Here C(a) means the transformation of the variable into categorical, and -1 - exclude the output of the interception column.

+3

elyase Aug 2 '13 at 14:37

source share

Combining several other comments into one answer, answering OPs questions.

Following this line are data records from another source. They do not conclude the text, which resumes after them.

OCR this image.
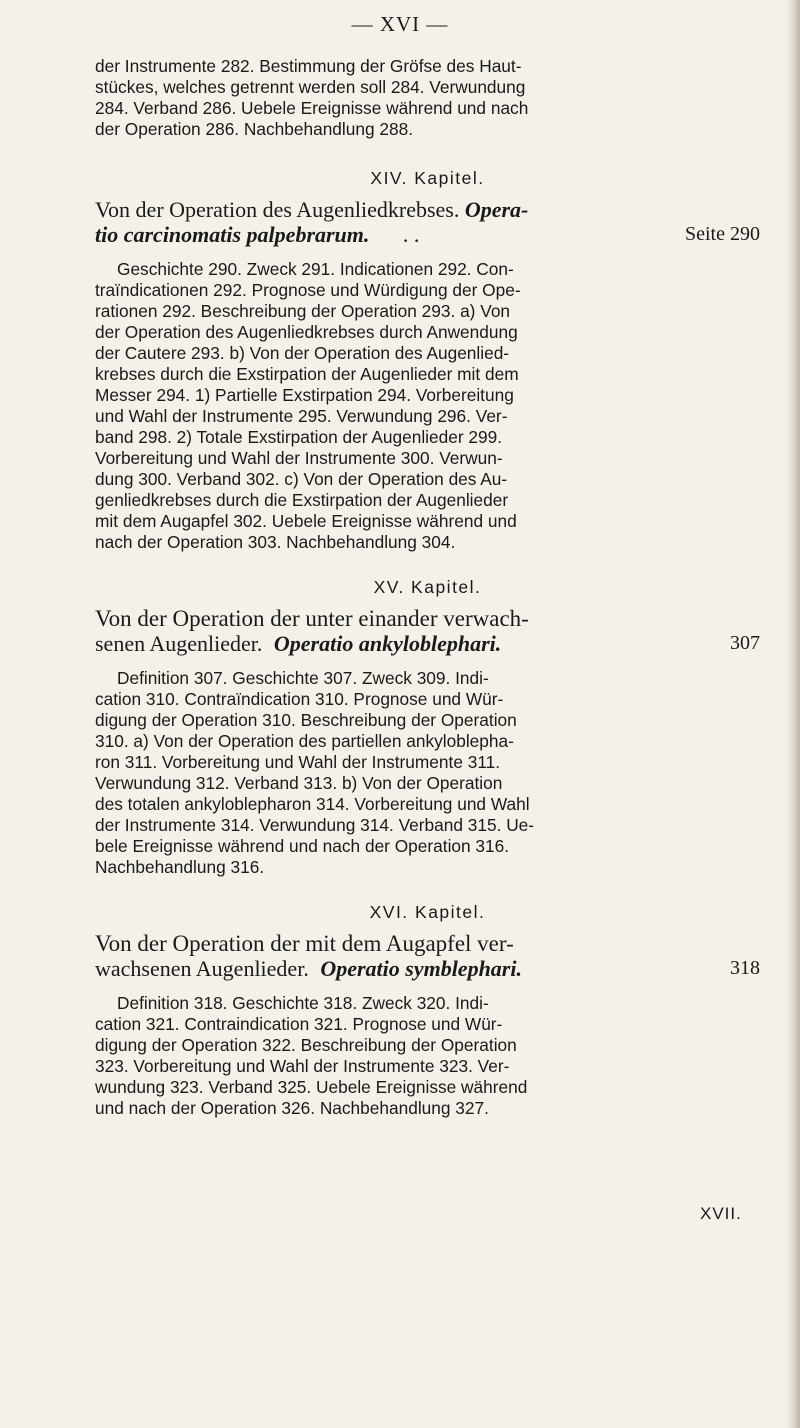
— XVI —

der Instrumente 282. Bestimmung der Gröfse des Haut-

stückes, welches getrennt werden soll 284. Verwundung

284. Verband 286. Uebele Ereignisse während und nach

der Operation 286. Nachbehandlung 288.

XIV. Kapitel.

Von der Operation des Augenliedkrebses. Opera-

tio carcinomatis palpebrarum. . .	Seite 290

Geschichte 290. Zweck 291. Indicationen 292. Con-

traïndicationen 292. Prognose und Würdigung der Ope-

rationen 292. Beschreibung der Operation 293. a) Von

der Operation des Augenliedkrebses durch Anwendung

der Cautere 293. b) Von der Operation des Augenlied-

krebses durch die Exstirpation der Augenlieder mit dem

Messer 294. 1) Partielle Exstirpation 294. Vorbereitung

und Wahl der Instrumente 295. Verwundung 296. Ver-

band 298. 2) Totale Exstirpation der Augenlieder 299.

Vorbereitung und Wahl der Instrumente 300. Verwun-

dung 300. Verband 302. c) Von der Operation des Au-

genliedkrebses durch die Exstirpation der Augenlieder

mit dem Augapfel 302. Uebele Ereignisse während und

nach der Operation 303. Nachbehandlung 304.

XV. Kapitel.

Von der Operation der unter einander verwach-

senen Augenlieder. Operatio ankyloblephari.	307

Definition 307. Geschichte 307. Zweck 309. Indi-

cation 310. Contraïndication 310. Prognose und Wür-

digung der Operation 310. Beschreibung der Operation

310. a) Von der Operation des partiellen ankyloblepha-

ron 311. Vorbereitung und Wahl der Instrumente 311.

Verwundung 312. Verband 313. b) Von der Operation

des totalen ankyloblepharon 314. Vorbereitung und Wahl

der Instrumente 314. Verwundung 314. Verband 315. Ue-

bele Ereignisse während und nach der Operation 316.

Nachbehandlung 316.

XVI. Kapitel.

Von der Operation der mit dem Augapfel ver-

wachsenen Augenlieder. Operatio symblephari.	318

Definition 318. Geschichte 318. Zweck 320. Indi-

cation 321. Contraindication 321. Prognose und Wür-

digung der Operation 322. Beschreibung der Operation

323. Vorbereitung und Wahl der Instrumente 323. Ver-

wundung 323. Verband 325. Uebele Ereignisse während

und nach der Operation 326. Nachbehandlung 327.

XVII.
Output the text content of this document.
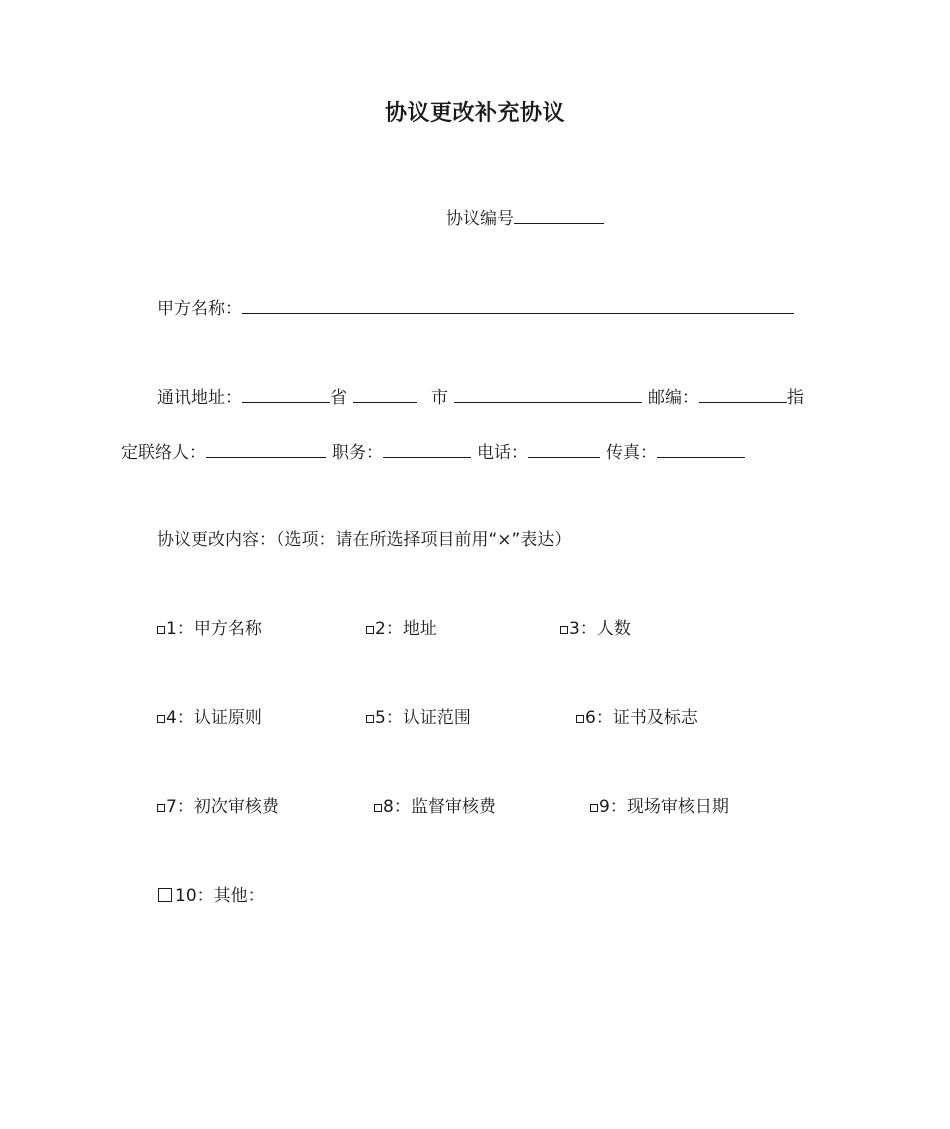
协议更改补充协议
协议编号
甲方名称：
通讯地址：	省	市	邮编：	指
定联络人：	职务：	电话：	传真：
协议更改内容：（选项：请在所选择项目前用“×”表达）
1：甲方名称	2：地址	3：人数
4：认证原则	5：认证范围	6：证书及标志
7：初次审核费	8：监督审核费	9：现场审核日期
10：其他：
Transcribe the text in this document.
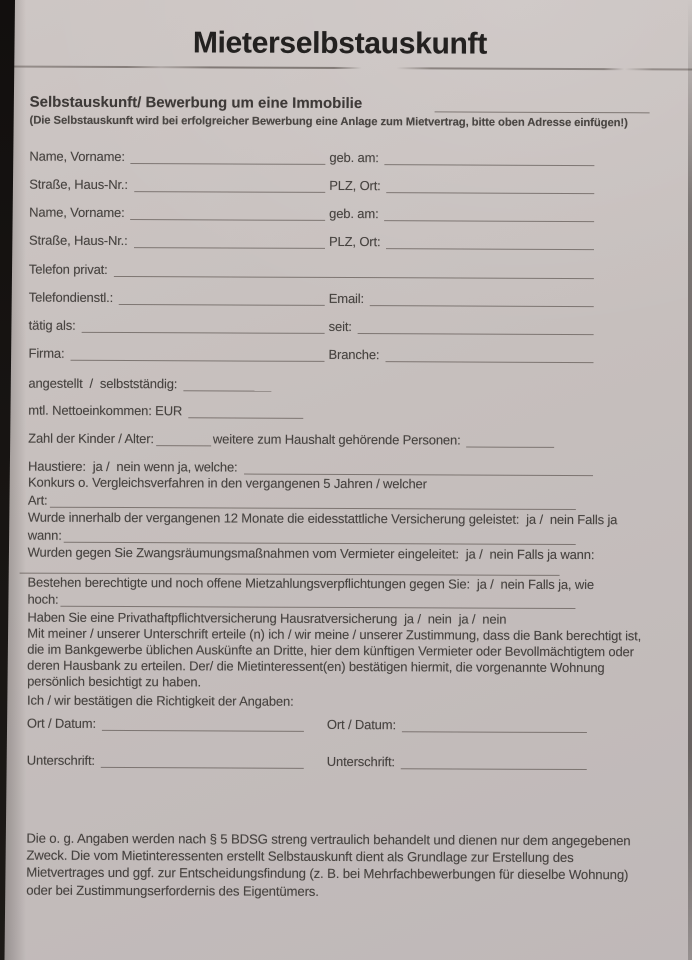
Mieterselbstauskunft
Selbstauskunft/ Bewerbung um eine Immobilie
(Die Selbstauskunft wird bei erfolgreicher Bewerbung eine Anlage zum Mietvertrag, bitte oben Adresse einfügen!)
Name, Vorname:	geb. am:
Straße, Haus-Nr.:	PLZ, Ort:
Name, Vorname:	geb. am:
Straße, Haus-Nr.:	PLZ, Ort:
Telefon privat:
Telefondienstl.:	Email:
tätig als:	seit:
Firma:	Branche:
angestellt  /  selbstständig:
mtl. Nettoeinkommen: EUR
Zahl der Kinder / Alter:	weitere zum Haushalt gehörende Personen:
Haustiere:  ja /  nein wenn ja, welche:
Konkurs o. Vergleichsverfahren in den vergangenen 5 Jahren / welcher
Art:
Wurde innerhalb der vergangenen 12 Monate die eidesstattliche Versicherung geleistet:  ja /  nein Falls ja
wann:
Wurden gegen Sie Zwangsräumungsmaßnahmen vom Vermieter eingeleitet:  ja /  nein Falls ja wann:
Bestehen berechtigte und noch offene Mietzahlungsverpflichtungen gegen Sie:  ja /  nein Falls ja, wie
hoch:
Haben Sie eine Privathaftpflichtversicherung Hausratversicherung  ja /  nein  ja /  nein
Mit meiner / unserer Unterschrift erteile (n) ich / wir meine / unserer Zustimmung, dass die Bank berechtigt ist, die im Bankgewerbe üblichen Auskünfte an Dritte, hier dem künftigen Vermieter oder Bevollmächtigtem oder deren Hausbank zu erteilen. Der/ die Mietinteressent(en) bestätigen hiermit, die vorgenannte Wohnung persönlich besichtigt zu haben.
Ich / wir bestätigen die Richtigkeit der Angaben:
Ort / Datum:	Ort / Datum:
Unterschrift:	Unterschrift:
Die o. g. Angaben werden nach § 5 BDSG streng vertraulich behandelt und dienen nur dem angegebenen Zweck. Die vom Mietinteressenten erstellt Selbstauskunft dient als Grundlage zur Erstellung des Mietvertrages und ggf. zur Entscheidungsfindung (z. B. bei Mehrfachbewerbungen für dieselbe Wohnung) oder bei Zustimmungserfordernis des Eigentümers.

 d = {'a' : pd.Series(['one', 'two', 'two', 'three', 'one', 'two']), 'b' : pd.Series([0.2, 0.4, 0.9, 0.1, 0.0, 0.2]), 'c' : pd.Series([0, 1, 0, 2, 4, 5]) } data = pd.DataFrame(d) a_cols = pd.crosstab(data.index, [data.a]) b_bins = pd.cut(data.b, [0.0, 0.2, 0.4, 0.6, 0.8, 1.0], right=False) b_cols = pd.crosstab(data.index, b_bins) c_cols = pd.crosstab(data.index, [data.c], ) new_data = a_cols.join(b_cols).join(c_cols) new_data.index.names = [''] print new_data.to_string() """ one three two [0, 0.2) [0.2, 0.4) [0.4, 0.6) [0.8, 1) 0 1 2 4 5 0 1 0 0 0 1 0 0 1 0 0 0 0 1 0 0 1 0 0 1 0 0 1 0 0 0 2 0 0 1 0 0 0 1 1 0 0 0 0 3 0 1 0 1 0 0 0 0 0 1 0 0 4 1 0 0 1 0 0 0 0 0 0 1 0 5 0 0 1 0 1 0 0 0 0 0 0 1 """

+1

Tim Jul 05 '13 at 4:40

source share

lbolla · Accepted Answer · 2012-05-29T08:13:14+0000

You can use some kind of broadcast:

  In [58]: df Out[58]: abc 0 one 0.2 0 1 two 0.4 1 2 two 0.9 0 3 three 0.1 2 4 one 0.0 4 5 two 0.2 5 In [41]: (df.a.values[:,numpy.newaxis] == df.a.unique()).astype(int) Out[41]: array([[1, 0, 0], [0, 1, 0], [0, 1, 0], [0, 0, 1], [1, 0, 0], [0, 1, 0]]) In [54]: ((0 <= df.b.values[:,numpy.newaxis]) & (df.b.values[:,numpy.newaxis] < 0.2)).astype(int) Out[54]: array([[0], [0], [0], [1], [1], [0]]) In [59]: (df.c.values[:,numpy.newaxis] == df.c.unique()).astype(int) Out[59]: array([[1, 0, 0, 0, 0], [0, 1, 0, 0, 0], [1, 0, 0, 0, 0], [0, 0, 1, 0, 0], [0, 0, 0, 1, 0], [0, 0, 0, 0, 1]])

Then attach all the parts together with pandas.concat or similar.

How to discretize values ​​in pandas DataFrame and convert to binary matrix?

More articles:

How to discretize values in pandas DataFrame and convert to binary matrix?